Crescita contenuta, e tanti nodi. Ma nel complesso situazione positiva

“L’economia dell’area dell’euro continua a riprendersi, ma la crescita dovrebbe rimanere contenuta nel primo trimestre”, spiega la presidente Christine Lagarde nel corsosdella conferenza stampa di fine riunione. La crescita economica “si è indebolita” allo 0,3 per cento nell’ultimo trimestre dello scorso anno, riconosce.  Tuttavia, “la produzione ha raggiunto il livello pre-pandemia alla fine del 2021”, e già questo giustifica la chiusura dei rubinetti del credito della BCE. “L’attività economica e la domanda rimarranno probabilmente deboli nella prima parte di quest’anno per diversi motivi”, che sono principalmente ancora le restrizioni da pandemia che non consentono il funzionamento di certi settori, il caro-energia che incide sul potere d’acquisto delle famiglie, e le difficoltà nelle forniture. Niente paura, però: “Guardando oltre il breve termine, la crescita dovrebbe rimbalzare fortemente nel corso del 2022, trainata dalla robusta domanda interna”.

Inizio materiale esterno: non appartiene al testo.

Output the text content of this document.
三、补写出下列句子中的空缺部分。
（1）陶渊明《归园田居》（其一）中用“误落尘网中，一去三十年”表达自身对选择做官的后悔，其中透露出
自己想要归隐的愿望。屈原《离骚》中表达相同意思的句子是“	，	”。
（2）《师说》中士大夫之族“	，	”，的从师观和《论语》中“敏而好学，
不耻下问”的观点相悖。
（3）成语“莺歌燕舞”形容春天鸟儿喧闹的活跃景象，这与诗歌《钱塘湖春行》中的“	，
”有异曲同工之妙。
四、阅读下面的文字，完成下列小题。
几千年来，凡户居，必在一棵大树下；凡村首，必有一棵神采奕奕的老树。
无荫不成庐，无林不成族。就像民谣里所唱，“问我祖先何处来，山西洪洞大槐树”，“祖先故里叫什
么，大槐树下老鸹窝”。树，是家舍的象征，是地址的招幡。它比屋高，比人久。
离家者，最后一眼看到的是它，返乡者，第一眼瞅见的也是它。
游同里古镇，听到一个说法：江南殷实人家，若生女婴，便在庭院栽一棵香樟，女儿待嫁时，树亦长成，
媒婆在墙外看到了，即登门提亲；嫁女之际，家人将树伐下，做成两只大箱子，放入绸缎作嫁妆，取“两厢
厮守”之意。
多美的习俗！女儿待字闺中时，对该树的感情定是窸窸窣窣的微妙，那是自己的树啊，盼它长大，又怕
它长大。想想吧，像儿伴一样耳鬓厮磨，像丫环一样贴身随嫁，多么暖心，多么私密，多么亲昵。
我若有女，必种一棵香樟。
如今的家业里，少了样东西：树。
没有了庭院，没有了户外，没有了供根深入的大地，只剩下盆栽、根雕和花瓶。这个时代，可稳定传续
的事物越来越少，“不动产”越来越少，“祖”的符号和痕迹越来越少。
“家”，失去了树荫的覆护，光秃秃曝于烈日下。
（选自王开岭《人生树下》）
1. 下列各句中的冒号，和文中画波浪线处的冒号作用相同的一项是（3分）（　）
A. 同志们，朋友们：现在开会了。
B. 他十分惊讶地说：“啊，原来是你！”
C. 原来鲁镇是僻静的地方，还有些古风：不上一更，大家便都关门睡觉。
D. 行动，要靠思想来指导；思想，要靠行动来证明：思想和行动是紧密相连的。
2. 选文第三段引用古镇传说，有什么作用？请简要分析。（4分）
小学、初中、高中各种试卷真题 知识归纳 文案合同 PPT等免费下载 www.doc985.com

Le nubi dell’inflazione e dell’Ucraina

In un quadro tutto sommato incoraggiante si scontra con due fattori correlati tra loro: inflazione e tensioni in Ucraina. In generale “sebbene le prospettive per l’inflazione siano incerte, è probabile che l’inflazione rimanga elevata più a lungo del previsto, ma diminuisca nel corso di quest’anno”, prova a fare il punto Lagarde. Molto dipende dalle strozzature. “Il ritmo con cui vengono risolte le strozzature dell’offerta costituisce un ulteriore rischio per le prospettive di crescita e inflazione“, avverte la numero uno dell’Eurotower. “Ci sono segnali che questi colli di bottiglia potrebbero iniziare ad attenuarsi, ma persisteranno ancora per qualche tempo”. Poi i venti di guerra che spirano lungo il confine russo-ucraino.

“Le nubi geopolitiche che abbiamo, se si materializzassero, avrebbero ripercussioni sull’energia. E, quindi, sul livello dei prezzi”, non può non ammettere Lagarde. La Russia potrebbe ridurre l’offerta di gas o rivedere i listini. Mosse che “avrebbero anche un impatto sulla ripresa”. Ecco perché “la pace è sempre meglio di qualsiasi guerra, per l’economia“. 

C’è anche dell’altro per guardare al rialzo le incognite sul costo della vita. Se le pressioni sui prezzi si tramutano in aumenti salariali più elevati del previsto o se l’economia torna più rapidamente alla piena capacità, l’inflazione potrebbe rivelarsi più elevata.